5 Questions with Insurance Influencers: Richard Finan
Speaking of challenges that lie ahead, Richard says that underwriting capacity has been a big issue for many MGAs, particularly over the past two years as the market has hardened. Despite this, the specialist knowledge required to build and service niche solutions is the greatest value that MGAs bring to the wider market. Technology also plays an important role for MGAs and has allowed Arc Legal to quickly develop and introduce innovative solutions to improve customer service and enable their partners to see how products are performing for their customers.
Have a read and find out Richard’s point of view on our questions about the MGA business.
Is every MGA’s dream to become an Insurer themself?
Not at all! As an MGA, we have complete flexibility of underwriting, so if a class doesn’t fit one Insurer’s risk appetite, we can move to another Insurer. It helps to operate a panel of Insurers, as we do at Arc Legal Group, which we can match to our clients’ specific risk appetite.
The MGA space is thriving at the moment, and our size and agility mean that we can offer levels of service that many Insurers can’t, with a laser focus on niche classes of business that gives us an edge in a busy market.
What is the biggest challenge of running an MGA?
Underwriting capacity has been a big challenge for many MGAs, particularly over the past two years as the market has hardened.
Markets can change their risk appetite, despite the performance of your own book; this can sometimes be as a result of experiences they’ve had in other jurisdictions, but it does introduce an element of vulnerability to the MGA model.
However, running clean books of business, sustainably priced and designed to provide high value to customers, will always make an MGA attractive to other Insurers. Having a strong panel of Insurers in place, as we do, also helps here.
What is your view on why an MGA is a value-adding player in the insurance value chain, not just an unnecessary intermediary that adds to the final cost of insurance?
The purpose of a ’true’ MGA is to provide Insurers with the ability to participate in markets in which they have limited in-house experience. If we look at the ancillary market for instance, not many core Insurers know how to write or service these products. However, they add a great deal of value to their core offering. The specialist knowledge required to build and service niche solutions is therefore the greatest value that MGAs bring to the wider market.
What is the greatest benefit that embracing technology has provided for your MGA?

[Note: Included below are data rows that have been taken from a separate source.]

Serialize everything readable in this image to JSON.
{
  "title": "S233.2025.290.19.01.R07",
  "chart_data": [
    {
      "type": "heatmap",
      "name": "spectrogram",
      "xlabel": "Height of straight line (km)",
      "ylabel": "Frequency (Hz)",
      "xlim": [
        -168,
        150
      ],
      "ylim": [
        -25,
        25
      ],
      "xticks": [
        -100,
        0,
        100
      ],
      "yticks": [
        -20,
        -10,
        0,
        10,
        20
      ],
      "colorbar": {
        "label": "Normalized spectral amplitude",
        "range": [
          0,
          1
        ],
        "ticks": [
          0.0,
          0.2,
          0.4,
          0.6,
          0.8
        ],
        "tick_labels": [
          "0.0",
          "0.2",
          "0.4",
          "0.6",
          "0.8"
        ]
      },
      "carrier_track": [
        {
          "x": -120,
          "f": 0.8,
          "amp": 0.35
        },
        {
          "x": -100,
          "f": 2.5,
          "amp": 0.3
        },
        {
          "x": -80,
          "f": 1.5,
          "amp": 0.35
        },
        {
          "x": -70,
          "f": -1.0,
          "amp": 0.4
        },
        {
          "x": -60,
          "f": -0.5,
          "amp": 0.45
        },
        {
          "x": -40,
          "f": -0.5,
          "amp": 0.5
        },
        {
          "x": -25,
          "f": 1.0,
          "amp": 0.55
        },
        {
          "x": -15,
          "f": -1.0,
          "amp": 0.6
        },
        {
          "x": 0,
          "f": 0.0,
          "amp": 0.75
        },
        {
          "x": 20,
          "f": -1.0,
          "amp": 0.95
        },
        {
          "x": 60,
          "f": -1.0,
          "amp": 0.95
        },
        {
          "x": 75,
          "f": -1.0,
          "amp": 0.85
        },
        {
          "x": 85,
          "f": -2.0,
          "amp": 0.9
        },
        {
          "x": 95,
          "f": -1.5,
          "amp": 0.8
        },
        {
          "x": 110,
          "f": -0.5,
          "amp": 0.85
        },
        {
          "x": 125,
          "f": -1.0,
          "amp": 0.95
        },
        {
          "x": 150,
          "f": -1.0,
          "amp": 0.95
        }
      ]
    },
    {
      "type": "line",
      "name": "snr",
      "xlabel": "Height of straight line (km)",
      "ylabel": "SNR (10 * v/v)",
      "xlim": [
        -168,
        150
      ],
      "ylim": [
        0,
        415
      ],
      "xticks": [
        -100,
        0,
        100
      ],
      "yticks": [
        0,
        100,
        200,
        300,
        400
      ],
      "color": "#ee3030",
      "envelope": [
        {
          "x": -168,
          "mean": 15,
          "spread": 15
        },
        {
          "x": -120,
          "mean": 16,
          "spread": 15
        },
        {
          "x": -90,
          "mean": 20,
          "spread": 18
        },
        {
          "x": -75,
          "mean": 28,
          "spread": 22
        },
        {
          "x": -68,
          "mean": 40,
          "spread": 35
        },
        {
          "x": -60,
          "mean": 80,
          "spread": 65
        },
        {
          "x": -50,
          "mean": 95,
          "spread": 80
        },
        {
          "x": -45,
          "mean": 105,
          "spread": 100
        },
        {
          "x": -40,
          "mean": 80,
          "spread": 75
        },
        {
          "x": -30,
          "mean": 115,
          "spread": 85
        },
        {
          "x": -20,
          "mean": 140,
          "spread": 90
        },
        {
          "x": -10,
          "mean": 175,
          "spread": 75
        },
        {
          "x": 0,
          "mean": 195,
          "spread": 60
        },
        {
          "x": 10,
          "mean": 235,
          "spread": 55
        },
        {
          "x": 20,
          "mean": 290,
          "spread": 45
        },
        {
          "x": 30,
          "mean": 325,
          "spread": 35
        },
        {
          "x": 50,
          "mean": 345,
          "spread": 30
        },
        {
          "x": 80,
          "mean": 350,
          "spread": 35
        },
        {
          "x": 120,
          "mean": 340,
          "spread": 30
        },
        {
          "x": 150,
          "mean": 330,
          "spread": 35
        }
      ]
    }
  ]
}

The ability to quickly develop and introduce innovative solutions to improve customer service. We’ve revolutionised the ways in which customers can access their products by introducing digital channels and a range of ways for them to get advice and submit a claim. The ancillary market was behind the curve in comparison to general insurance, but we’ve learned a lot from them and are now forging ahead to meet our customers’ ever-changing needs.
We’ve also invested heavily in technology to enable our partners to clearly see how our products are performing for their customers. This investment has paid dividends in light of the FCA’s recent Value Measures initiative, allowing us to quickly respond to our partners’ and Underwriters’ additional data requirements to meet their regulatory obligations.

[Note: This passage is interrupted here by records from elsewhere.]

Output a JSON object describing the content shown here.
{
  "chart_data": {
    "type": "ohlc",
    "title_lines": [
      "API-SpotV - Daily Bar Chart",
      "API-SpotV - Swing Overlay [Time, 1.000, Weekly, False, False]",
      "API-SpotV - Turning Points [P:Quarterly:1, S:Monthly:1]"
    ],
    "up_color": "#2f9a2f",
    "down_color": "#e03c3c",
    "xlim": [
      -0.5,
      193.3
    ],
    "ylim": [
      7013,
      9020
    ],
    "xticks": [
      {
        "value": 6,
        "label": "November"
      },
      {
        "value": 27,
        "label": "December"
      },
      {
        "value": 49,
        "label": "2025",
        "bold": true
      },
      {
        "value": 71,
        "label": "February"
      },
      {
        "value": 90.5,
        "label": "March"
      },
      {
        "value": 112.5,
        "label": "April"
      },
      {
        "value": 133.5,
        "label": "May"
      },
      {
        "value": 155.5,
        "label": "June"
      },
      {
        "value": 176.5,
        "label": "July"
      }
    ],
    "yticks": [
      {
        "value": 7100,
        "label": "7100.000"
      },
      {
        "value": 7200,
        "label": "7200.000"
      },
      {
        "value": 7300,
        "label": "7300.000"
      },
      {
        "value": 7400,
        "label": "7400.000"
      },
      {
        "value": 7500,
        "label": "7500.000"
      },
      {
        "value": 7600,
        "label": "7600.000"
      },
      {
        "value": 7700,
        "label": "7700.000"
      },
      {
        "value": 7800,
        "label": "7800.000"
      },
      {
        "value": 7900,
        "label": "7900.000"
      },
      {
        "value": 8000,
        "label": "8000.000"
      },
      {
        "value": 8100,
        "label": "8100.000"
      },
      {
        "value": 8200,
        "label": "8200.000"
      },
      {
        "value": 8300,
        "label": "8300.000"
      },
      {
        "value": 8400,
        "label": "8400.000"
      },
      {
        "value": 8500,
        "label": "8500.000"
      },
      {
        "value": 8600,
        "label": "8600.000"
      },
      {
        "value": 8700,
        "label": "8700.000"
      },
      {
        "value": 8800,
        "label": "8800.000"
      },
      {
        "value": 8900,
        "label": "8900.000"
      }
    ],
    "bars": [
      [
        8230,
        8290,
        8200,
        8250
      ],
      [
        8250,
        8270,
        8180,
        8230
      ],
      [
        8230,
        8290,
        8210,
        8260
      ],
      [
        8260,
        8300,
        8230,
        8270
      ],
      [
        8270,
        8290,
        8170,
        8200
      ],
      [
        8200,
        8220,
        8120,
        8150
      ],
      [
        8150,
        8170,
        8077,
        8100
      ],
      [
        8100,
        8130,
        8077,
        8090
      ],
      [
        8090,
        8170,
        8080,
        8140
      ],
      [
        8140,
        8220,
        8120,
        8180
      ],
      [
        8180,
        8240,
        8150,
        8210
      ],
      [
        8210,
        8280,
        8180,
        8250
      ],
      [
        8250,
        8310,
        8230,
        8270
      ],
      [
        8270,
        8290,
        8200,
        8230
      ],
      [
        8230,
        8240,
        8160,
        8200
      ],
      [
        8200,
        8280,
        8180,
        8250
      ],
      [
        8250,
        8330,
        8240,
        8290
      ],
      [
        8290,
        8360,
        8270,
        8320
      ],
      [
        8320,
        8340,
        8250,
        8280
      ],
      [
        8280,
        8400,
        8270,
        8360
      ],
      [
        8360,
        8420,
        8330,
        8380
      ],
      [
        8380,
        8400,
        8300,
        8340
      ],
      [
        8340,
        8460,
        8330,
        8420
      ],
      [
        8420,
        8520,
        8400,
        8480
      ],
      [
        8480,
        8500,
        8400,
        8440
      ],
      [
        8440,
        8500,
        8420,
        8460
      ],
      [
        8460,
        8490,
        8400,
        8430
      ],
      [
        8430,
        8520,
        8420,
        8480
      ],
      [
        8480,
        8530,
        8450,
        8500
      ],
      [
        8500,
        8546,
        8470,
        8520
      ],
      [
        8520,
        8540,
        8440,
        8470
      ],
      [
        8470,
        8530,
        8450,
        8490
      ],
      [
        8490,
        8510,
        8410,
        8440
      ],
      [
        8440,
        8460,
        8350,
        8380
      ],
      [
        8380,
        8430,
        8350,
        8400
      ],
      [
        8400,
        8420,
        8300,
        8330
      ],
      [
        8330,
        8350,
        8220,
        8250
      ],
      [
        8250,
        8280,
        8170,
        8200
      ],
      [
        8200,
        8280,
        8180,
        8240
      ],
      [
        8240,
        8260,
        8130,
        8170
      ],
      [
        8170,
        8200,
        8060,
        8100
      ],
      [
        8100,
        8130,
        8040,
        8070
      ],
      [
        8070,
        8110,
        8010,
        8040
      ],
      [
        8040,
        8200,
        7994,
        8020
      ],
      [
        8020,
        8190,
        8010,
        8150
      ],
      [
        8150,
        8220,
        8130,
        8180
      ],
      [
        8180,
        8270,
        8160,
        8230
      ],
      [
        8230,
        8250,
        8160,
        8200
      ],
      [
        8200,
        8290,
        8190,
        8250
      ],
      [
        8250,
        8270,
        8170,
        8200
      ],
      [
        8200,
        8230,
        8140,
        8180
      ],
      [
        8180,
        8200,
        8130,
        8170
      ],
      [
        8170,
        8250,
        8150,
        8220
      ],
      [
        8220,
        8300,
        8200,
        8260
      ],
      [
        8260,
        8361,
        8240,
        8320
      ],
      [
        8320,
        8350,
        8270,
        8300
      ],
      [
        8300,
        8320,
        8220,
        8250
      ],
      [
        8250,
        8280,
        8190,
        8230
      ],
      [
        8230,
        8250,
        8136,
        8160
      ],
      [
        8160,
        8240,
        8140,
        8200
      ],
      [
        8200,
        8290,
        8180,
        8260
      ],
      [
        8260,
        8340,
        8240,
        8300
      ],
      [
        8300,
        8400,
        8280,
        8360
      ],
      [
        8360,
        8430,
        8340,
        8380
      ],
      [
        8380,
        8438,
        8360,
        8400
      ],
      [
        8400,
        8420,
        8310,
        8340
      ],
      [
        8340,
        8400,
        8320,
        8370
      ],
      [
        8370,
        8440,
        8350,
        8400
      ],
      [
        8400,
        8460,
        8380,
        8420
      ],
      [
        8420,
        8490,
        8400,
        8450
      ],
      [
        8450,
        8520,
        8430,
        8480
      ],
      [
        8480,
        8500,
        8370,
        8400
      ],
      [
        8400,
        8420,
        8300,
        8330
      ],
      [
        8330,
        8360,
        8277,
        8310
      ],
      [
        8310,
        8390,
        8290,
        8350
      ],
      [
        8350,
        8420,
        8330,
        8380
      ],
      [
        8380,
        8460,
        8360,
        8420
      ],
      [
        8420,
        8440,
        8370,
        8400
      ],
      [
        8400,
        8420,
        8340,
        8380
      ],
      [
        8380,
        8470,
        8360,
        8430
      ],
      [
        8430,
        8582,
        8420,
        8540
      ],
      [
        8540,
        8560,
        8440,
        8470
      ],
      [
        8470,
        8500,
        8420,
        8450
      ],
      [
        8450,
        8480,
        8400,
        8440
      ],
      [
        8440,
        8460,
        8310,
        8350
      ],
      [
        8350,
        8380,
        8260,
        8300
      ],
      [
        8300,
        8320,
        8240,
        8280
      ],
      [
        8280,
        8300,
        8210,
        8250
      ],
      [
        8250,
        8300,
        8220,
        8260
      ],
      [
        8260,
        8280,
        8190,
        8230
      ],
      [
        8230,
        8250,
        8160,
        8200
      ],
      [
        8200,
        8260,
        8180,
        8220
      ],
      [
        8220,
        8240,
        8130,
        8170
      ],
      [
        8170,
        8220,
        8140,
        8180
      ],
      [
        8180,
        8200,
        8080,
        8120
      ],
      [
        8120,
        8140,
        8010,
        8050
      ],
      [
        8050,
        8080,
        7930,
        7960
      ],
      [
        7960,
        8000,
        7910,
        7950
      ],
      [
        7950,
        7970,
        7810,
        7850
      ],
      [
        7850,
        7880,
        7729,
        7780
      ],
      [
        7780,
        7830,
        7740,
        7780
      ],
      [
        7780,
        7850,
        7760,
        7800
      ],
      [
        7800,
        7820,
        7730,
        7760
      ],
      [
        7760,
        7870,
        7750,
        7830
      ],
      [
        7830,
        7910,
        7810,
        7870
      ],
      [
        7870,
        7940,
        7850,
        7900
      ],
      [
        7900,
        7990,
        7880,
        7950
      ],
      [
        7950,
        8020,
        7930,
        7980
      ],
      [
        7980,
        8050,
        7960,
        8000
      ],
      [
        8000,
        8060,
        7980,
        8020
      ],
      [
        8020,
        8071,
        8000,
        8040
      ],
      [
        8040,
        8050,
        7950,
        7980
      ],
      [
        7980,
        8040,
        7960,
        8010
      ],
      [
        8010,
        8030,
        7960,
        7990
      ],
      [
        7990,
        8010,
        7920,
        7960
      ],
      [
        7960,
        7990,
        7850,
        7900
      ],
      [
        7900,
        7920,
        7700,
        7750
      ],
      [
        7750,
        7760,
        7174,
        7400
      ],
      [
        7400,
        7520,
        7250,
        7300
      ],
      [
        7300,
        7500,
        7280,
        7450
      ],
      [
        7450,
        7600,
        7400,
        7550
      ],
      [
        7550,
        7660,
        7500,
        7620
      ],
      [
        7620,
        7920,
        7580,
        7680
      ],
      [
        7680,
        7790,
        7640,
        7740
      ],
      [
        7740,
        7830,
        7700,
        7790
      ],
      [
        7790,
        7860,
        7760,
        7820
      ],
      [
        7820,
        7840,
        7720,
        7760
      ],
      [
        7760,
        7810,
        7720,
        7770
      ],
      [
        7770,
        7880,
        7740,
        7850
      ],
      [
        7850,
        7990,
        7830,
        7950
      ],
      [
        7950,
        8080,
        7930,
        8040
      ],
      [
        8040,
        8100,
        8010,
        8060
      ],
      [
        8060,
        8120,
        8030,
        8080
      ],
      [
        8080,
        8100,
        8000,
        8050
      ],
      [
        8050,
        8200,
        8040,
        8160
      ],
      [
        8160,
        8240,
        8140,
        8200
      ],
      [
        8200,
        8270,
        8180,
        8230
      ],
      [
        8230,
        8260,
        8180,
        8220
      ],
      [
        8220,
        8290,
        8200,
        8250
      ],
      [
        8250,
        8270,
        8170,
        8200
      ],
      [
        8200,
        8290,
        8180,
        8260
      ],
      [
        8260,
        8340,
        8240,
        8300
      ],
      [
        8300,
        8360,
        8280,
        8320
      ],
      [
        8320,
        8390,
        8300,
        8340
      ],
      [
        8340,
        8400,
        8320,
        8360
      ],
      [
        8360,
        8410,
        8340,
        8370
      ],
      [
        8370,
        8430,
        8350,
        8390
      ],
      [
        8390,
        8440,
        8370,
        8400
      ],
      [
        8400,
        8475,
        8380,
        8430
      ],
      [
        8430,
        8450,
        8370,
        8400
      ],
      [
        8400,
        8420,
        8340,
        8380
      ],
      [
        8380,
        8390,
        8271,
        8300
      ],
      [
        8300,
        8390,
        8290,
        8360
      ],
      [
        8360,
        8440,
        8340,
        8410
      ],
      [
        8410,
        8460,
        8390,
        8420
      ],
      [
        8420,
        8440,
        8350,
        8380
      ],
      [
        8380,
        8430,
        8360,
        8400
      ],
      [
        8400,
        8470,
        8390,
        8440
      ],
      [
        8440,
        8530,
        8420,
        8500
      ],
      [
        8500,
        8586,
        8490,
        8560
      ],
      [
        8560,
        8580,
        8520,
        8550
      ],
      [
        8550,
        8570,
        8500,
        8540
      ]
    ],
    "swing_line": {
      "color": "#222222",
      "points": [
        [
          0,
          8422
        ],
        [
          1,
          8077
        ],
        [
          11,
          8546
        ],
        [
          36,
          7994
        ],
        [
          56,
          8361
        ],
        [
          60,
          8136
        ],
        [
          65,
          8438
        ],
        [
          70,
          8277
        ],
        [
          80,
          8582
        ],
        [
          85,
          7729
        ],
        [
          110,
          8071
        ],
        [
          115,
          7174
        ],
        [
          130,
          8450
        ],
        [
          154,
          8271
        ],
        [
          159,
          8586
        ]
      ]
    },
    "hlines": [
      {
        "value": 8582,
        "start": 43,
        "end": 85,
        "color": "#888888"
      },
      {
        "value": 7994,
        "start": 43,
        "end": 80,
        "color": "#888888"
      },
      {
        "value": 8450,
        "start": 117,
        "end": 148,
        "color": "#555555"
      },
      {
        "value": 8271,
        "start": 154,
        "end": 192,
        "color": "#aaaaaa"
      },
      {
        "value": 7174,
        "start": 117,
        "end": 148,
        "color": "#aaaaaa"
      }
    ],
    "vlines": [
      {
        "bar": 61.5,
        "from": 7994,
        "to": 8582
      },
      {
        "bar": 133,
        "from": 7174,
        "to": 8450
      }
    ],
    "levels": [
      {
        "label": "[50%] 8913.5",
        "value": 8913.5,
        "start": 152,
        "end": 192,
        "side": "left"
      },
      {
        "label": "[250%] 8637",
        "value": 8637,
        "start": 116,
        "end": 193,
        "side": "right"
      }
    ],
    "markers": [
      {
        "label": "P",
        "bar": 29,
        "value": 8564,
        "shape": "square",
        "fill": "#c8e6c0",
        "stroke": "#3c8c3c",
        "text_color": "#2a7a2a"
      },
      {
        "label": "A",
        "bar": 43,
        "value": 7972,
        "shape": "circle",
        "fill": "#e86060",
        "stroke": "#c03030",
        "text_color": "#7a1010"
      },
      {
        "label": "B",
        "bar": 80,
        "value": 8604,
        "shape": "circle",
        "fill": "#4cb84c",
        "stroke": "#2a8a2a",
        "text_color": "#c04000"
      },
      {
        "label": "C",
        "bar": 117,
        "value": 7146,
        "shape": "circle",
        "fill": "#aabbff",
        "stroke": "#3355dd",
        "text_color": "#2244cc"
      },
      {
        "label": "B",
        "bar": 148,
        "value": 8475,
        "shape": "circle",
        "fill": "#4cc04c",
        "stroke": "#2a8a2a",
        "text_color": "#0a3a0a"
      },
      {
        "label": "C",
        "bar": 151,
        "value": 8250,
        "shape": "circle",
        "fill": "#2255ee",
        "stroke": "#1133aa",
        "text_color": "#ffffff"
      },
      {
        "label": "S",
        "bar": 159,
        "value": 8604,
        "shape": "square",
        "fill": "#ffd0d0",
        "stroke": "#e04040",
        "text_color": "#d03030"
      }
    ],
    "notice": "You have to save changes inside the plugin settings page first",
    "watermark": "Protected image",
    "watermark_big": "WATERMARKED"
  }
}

Where would you suggest a person who wants to establish an MGA to start finding a capacity provider? What other challenges lie ahead on that journey?

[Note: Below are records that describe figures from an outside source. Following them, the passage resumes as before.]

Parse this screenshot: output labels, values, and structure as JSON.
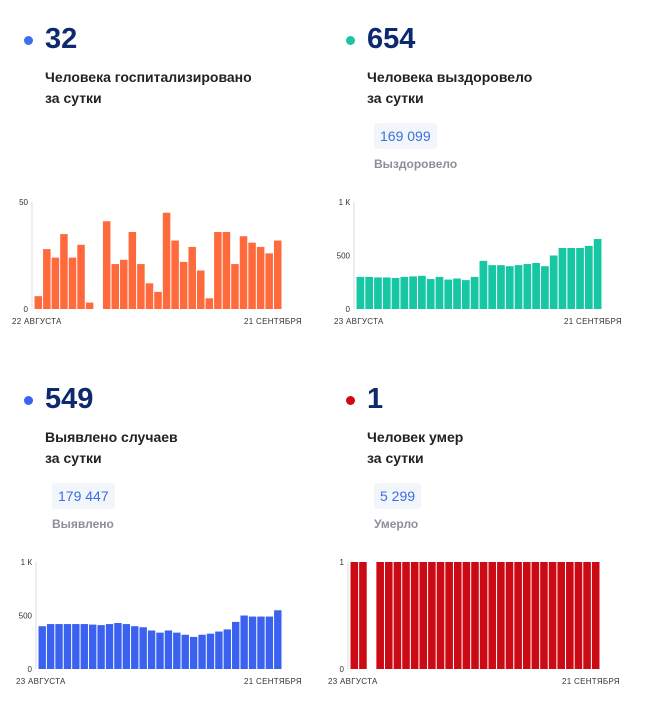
{
  "panels": {
    "hosp": {
      "value": "32",
      "label": "Человека госпитализировано\nза сутки",
      "color": "#ff6a3d",
      "dot_color": "#3b6ff0"
    },
    "recov": {
      "value": "654",
      "label": "Человека выздоровело\nза сутки",
      "total": "169 099",
      "total_label": "Выздоровело",
      "color": "#17c7a3",
      "dot_color": "#17c7a3"
    },
    "cases": {
      "value": "549",
      "label": "Выявлено случаев\nза сутки",
      "total": "179 447",
      "total_label": "Выявлено",
      "color": "#3b61f0",
      "dot_color": "#3b61f0"
    },
    "deaths": {
      "value": "1",
      "label": "Человек умер\nза сутки",
      "total": "5 299",
      "total_label": "Умерло",
      "color": "#cc0a14",
      "dot_color": "#cc0a14"
    }
  },
  "chart_data": [
    {
      "id": "hosp",
      "type": "bar",
      "x_start_label": "22 АВГУСТА",
      "x_end_label": "21 СЕНТЯБРЯ",
      "ytick_labels": [
        "50",
        "0"
      ],
      "ylim": [
        0,
        50
      ],
      "values": [
        6,
        28,
        24,
        35,
        24,
        30,
        3,
        null,
        41,
        21,
        23,
        36,
        21,
        12,
        8,
        45,
        32,
        22,
        29,
        18,
        5,
        36,
        36,
        21,
        34,
        31,
        29,
        26,
        32
      ]
    },
    {
      "id": "recov",
      "type": "bar",
      "x_start_label": "23 АВГУСТА",
      "x_end_label": "21 СЕНТЯБРЯ",
      "ytick_labels": [
        "1 К",
        "500",
        "0"
      ],
      "ylim": [
        0,
        1000
      ],
      "values": [
        300,
        300,
        295,
        295,
        290,
        300,
        305,
        310,
        280,
        300,
        275,
        285,
        270,
        300,
        450,
        410,
        410,
        400,
        410,
        420,
        430,
        400,
        500,
        570,
        570,
        570,
        590,
        654
      ]
    },
    {
      "id": "cases",
      "type": "bar",
      "x_start_label": "23 АВГУСТА",
      "x_end_label": "21 СЕНТЯБРЯ",
      "ytick_labels": [
        "1 К",
        "500",
        "0"
      ],
      "ylim": [
        0,
        1000
      ],
      "values": [
        400,
        420,
        420,
        420,
        420,
        420,
        415,
        410,
        420,
        430,
        420,
        400,
        390,
        360,
        340,
        360,
        340,
        320,
        300,
        320,
        330,
        350,
        370,
        440,
        500,
        490,
        490,
        490,
        549
      ]
    },
    {
      "id": "deaths",
      "type": "bar",
      "x_start_label": "23 АВГУСТА",
      "x_end_label": "21 СЕНТЯБРЯ",
      "ytick_labels": [
        "1",
        "0"
      ],
      "ylim": [
        0,
        1
      ],
      "values": [
        1,
        1,
        null,
        1,
        1,
        1,
        1,
        1,
        1,
        1,
        1,
        1,
        1,
        1,
        1,
        1,
        1,
        1,
        1,
        1,
        1,
        1,
        1,
        1,
        1,
        1,
        1,
        1,
        1
      ]
    }
  ]
}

In the UK and with Rated Insurers. There are still distribution chains that run the gauntlet of using off-shore, unrated paper which is frustrating. However, corporate partners are now far more selective about underwriting security, and those in it for the long term will take a more cautious approach.
One big challenge for a start-up MGA is that Insurers are increasingly actuarial, rather than Underwriter-led, and as such want granular data to inform their risk appetite and pricing. This is challenging for start-ups, as they will have no legacy data that they can (legally) provide. The underwriting market is therefore limited to Insurers that have their own experience in the class of business that the MGA is going to write. If your risk management model is radically different, however, and of course you would expect it to be better, an Insurer’s legacy data isn’t necessarily helpful, but can at least provide a starting point for discussion.
One of the founding members of Arc Legal Assistance back in 2003, Richard Finan has over 30 years of experience in the Legal Expenses Insurance and assistance markets. Their vision was to modernise this area of the market and launch a unique new business model to streamline the claims process and create a robust, effective risk management framework.
Now as the group’s Director of Strategic Development, Richard has a strong focus on business growth and has overseen the strategic expansion of the group in recent years as new lines of business have been introduced, and partnerships formed with some of the UK’s leading insurance businesses and affinity groups.
Today, Arc Legal Group is a one-stop shop for ancillary products and services, providing over 23 million policies and servicing over 45,000 claims each year.